Complementary & Alternative Medicine
- Herbal medications available; limited evidence.
- Volumizing shampoos may improve cosmetic appearance.
Ongoing Care
Diet
- Supplement nutritional deficits as needed.
Patient Education
- National Alopecia Areata Foundation: https://www.naaf.org/
Prognosis
- Cicatricial alopecia: permanent follicle loss; prognosis depends on subtype and treatment.
- Alopecia areata: often regrows within 1 year; recurrence common. Poor prognosis associated with long duration, extensive loss, autoimmune disease, nail involvement, young age.
- Traction alopecia: excellent prognosis with behavior modification.
- Androgenic alopecia: prognosis varies with treatment response.
- Telogen effluvium: shedding peaks ~3 months after trigger; recovery in 3-6 months, cosmetically significant regrowth may take 12-18 months; rarely permanent loss with chronic illness.
References
- Strazzulla LC, Wang EHC, Avila L, et al. Alopecia areata: new treatments and overview of current therapies. J Am Acad Dermatol. 2018;78(1):15-24.
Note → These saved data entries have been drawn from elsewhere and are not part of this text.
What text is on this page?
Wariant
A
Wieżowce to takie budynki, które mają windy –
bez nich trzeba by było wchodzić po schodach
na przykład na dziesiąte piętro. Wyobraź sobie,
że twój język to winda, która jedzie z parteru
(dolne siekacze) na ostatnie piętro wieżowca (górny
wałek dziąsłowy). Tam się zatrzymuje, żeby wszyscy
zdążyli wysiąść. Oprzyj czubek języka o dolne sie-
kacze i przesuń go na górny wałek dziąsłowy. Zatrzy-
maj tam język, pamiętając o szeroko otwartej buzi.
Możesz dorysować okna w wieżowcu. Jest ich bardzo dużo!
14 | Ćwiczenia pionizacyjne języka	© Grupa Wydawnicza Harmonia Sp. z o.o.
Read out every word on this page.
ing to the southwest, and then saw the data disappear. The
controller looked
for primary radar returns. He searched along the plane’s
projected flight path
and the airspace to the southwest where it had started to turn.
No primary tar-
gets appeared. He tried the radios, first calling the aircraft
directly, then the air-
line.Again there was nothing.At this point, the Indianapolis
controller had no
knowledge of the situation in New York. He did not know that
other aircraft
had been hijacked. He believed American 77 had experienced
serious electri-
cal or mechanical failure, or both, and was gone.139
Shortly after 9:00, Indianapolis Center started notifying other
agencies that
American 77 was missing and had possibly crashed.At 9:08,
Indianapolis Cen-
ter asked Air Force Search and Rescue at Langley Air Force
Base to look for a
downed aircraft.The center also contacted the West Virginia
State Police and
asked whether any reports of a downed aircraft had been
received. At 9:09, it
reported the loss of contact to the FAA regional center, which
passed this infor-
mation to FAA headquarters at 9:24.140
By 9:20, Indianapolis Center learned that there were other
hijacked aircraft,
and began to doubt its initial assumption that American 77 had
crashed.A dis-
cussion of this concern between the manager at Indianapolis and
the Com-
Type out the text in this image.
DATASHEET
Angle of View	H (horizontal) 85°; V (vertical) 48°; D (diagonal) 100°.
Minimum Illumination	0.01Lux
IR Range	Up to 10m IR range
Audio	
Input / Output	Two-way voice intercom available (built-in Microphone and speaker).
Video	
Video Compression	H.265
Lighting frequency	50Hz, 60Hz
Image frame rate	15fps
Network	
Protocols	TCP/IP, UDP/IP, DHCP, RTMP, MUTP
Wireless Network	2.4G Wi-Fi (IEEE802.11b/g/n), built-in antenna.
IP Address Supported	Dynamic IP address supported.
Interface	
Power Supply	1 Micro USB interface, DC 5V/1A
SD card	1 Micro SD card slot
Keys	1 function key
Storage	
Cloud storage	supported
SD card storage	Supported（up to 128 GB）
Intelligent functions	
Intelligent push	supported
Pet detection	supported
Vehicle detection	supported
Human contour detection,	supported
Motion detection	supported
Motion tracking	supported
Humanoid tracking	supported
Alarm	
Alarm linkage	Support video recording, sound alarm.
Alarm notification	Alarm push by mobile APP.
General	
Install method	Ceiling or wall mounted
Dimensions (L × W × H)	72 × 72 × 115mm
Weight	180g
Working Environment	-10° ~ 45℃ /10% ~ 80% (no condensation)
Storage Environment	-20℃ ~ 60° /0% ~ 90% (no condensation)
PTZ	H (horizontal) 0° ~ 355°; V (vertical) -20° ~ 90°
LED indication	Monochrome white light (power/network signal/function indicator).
- King B, Ohyama M, Kwon O, et al; BRAVE-AA Investigators. Phase 3 trials of baricitinib for alopecia areata. N Engl J Med. 2022;386(18):1687-1699.
- Kanti V, Messenger A, Dobos G, et al. Evidence-based (S3) guideline for treatment of androgenetic alopecia. J Eur Acad Dermatol Venereol. 2018;32(1):11-22.
See Also
- Hyperthyroidism
- Lichen Planus
- Systemic Lupus Erythematosus (SLE)
- Polycystic Ovarian Syndrome (PCOS)
- Syphilis
- Tinea (Capitis, Corporis, Cruris)
ICD10 Codes
- L65.9 Nonscarring hair loss, unspecified
- L64.9 Androgenic alopecia, unspecified
- L63.9 Alopecia areata, unspecified
Clinical Pearls
- History and physical exam essential to determine alopecia type and guide treatment.
- Treat underlying conditions or remove offending medications to resolve hair loss.
- Patient education on condition nature and expectations is critical.
- Alopecia may significantly impact psychological well-being; address as needed.